Compared to the average U.S. investor, these investors tend to be slightly more risk-tolerant. Beyond that, profiles between the two groups are largely similar, including demographics based on 

  • Age: slightly younger (42) than the average U.S. investor (45). 
  • Political affiliation: slightly more Republican than Democratic 
  • Income: similar income distribution, with earnings on the higher end ($100,000+)
  • Gender; both women (51 percent) and men (49 percent) are overall investors, and of those, 43 percent of women and 57 percent of men are interested in bitcoin

What Is the Appeal of Bitcoin?

Based on the information collected in the survey, there are three main reasons as to why investors are interested in bitcoin: 

  1. Investors can start small: 83 percent of survey takers indicated that the benefit of investing in bitcoin was the ability to invest a small amount, observe the performance and choose to build upon their investments in the future. 
  2. Bitcoin has significant growth potential: 73 percent of bitcoin-curious investors are intrigued by bitcoin’s rapid development. 
  3. Scarcity creates value: 73 percent of bitcoin-interested investors compare the value of bitcoin to gold because of the limited number of bitcoins available, a quality which increases the value of bitcoin as competition grows.

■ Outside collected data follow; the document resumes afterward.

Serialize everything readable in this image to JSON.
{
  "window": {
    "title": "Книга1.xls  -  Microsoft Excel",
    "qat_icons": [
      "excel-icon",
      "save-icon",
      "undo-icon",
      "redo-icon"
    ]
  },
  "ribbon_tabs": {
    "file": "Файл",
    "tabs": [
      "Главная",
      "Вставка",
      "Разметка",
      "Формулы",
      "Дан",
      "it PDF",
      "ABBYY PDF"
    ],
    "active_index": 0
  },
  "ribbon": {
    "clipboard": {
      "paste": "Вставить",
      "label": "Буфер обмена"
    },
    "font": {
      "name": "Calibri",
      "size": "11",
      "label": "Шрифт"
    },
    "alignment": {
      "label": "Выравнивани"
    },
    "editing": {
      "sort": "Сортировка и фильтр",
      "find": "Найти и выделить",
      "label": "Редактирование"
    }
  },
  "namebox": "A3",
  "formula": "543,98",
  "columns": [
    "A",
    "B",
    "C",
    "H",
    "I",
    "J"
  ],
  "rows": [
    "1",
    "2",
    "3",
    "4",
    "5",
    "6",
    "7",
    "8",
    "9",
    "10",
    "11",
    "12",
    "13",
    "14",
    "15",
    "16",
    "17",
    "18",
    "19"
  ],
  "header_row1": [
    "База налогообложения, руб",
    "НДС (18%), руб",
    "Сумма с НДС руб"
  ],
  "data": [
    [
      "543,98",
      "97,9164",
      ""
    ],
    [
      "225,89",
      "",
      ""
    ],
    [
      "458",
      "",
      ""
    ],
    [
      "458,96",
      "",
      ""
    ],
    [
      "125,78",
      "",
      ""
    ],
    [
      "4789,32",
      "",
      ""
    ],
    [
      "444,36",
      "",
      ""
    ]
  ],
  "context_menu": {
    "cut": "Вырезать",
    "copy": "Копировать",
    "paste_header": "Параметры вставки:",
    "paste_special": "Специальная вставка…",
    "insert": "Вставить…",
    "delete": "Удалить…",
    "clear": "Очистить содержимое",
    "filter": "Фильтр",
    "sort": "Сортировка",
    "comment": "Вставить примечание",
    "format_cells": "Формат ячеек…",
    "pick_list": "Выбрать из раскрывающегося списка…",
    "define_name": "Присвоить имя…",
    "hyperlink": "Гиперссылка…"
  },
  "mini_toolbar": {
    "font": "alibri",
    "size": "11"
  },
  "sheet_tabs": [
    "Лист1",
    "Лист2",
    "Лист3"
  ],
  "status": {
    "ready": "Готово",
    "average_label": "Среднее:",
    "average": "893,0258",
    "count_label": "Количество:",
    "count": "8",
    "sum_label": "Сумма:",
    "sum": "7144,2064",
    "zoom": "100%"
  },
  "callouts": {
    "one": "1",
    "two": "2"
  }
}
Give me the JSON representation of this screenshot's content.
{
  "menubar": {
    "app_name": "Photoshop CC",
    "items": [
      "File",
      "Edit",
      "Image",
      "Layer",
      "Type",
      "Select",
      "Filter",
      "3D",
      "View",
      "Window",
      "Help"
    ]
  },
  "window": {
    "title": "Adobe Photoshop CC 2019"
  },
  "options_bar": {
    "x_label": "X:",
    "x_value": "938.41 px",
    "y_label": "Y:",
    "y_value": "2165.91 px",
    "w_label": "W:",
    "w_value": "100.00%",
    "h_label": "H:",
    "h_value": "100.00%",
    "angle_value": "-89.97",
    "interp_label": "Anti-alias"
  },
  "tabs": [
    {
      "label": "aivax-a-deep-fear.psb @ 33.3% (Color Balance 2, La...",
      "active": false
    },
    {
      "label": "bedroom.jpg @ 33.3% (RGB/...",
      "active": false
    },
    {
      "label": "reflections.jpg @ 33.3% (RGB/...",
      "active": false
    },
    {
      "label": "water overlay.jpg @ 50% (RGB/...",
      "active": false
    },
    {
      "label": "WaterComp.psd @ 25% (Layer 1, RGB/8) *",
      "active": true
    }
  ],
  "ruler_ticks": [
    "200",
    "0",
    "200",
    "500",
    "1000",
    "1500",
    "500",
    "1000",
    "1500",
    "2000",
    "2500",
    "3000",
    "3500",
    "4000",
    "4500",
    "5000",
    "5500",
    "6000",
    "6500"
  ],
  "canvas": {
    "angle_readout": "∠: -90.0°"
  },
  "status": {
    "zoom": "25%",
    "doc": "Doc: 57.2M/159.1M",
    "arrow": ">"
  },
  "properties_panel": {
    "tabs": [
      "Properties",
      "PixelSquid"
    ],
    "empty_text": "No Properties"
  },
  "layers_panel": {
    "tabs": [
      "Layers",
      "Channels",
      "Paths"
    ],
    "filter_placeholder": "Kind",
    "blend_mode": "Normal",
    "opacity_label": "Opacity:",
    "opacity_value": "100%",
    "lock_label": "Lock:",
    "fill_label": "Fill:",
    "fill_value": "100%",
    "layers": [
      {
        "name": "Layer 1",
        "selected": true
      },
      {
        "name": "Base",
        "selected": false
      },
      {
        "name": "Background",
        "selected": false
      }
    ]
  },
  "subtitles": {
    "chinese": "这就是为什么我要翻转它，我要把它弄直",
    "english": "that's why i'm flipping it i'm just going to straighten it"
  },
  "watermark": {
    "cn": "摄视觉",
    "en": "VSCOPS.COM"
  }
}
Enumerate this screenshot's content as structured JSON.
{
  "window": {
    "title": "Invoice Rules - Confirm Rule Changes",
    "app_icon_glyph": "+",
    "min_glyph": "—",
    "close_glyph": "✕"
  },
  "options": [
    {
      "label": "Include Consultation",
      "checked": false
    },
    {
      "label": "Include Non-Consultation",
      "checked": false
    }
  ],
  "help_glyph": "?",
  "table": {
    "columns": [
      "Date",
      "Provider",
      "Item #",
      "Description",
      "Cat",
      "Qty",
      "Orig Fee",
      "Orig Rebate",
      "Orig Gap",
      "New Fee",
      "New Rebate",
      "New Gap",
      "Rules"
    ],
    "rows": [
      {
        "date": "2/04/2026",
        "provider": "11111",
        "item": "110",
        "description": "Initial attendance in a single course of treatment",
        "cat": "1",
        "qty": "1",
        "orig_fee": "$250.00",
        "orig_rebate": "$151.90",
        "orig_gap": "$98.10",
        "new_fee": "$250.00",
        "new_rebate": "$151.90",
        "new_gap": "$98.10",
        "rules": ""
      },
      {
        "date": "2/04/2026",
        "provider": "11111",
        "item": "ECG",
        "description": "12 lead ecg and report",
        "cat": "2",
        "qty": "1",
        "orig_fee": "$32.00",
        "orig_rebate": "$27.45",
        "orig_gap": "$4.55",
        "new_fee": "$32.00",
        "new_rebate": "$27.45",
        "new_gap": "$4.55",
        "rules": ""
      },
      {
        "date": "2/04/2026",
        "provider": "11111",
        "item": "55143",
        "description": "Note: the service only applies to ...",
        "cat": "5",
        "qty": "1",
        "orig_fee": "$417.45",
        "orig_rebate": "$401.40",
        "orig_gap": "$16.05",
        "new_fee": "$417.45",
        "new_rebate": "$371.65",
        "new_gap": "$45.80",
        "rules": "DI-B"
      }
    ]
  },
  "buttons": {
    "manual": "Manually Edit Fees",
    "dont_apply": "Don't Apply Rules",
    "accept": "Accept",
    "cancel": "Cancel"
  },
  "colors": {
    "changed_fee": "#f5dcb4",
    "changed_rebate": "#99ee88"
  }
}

Reasons for NOT Investing in Bitcoin 

The survey also highlighted some common reasons as to why there is hesitation among the 64 percent of investors who are not interested in bitcoin. The four main reasons include 

  1. Hacking and Fraud: Due to the widely publicized hacks of exchanges and thefts that occur in the world of bitcoin, 75 percent of all investors and 68 percent of bitcoin-interested investors are concerned with the risk of digital crime. This is the number one investment fear related to bitcoin. 
  2. Lack of Regulation: While some crypto fanatics are against the idea of government regulations, an unregulated market is the second largest cause for concern that 65 percent of investors overall and 53 percent of bitcoin-interested investors have when it comes to digital currencies. 
  3. Lack of Education: 89 percent of people surveyed said they would feel much more confident about investing in bitcoin if they had a better understanding of it. Better educational resources would make them more likely to invest in the currency, according to they survey.
  4. Need for Guidance: The lack of trusted third parties that have an understanding of bitcoin is also a reason as to why many investors hesitate to invest. Based on the survey results, investors said working with an advisor (78 percent) or with a familiar firm (77 percent) would make them more likely to invest in bitcoin. 

Grayscale’s survey highlighted that one area of improvement when it comes to encouraging investors to invest in bitcoin is education. With the proper advisors and educational materials, investors will turn to bitcoin as the future of investing continues to become digital.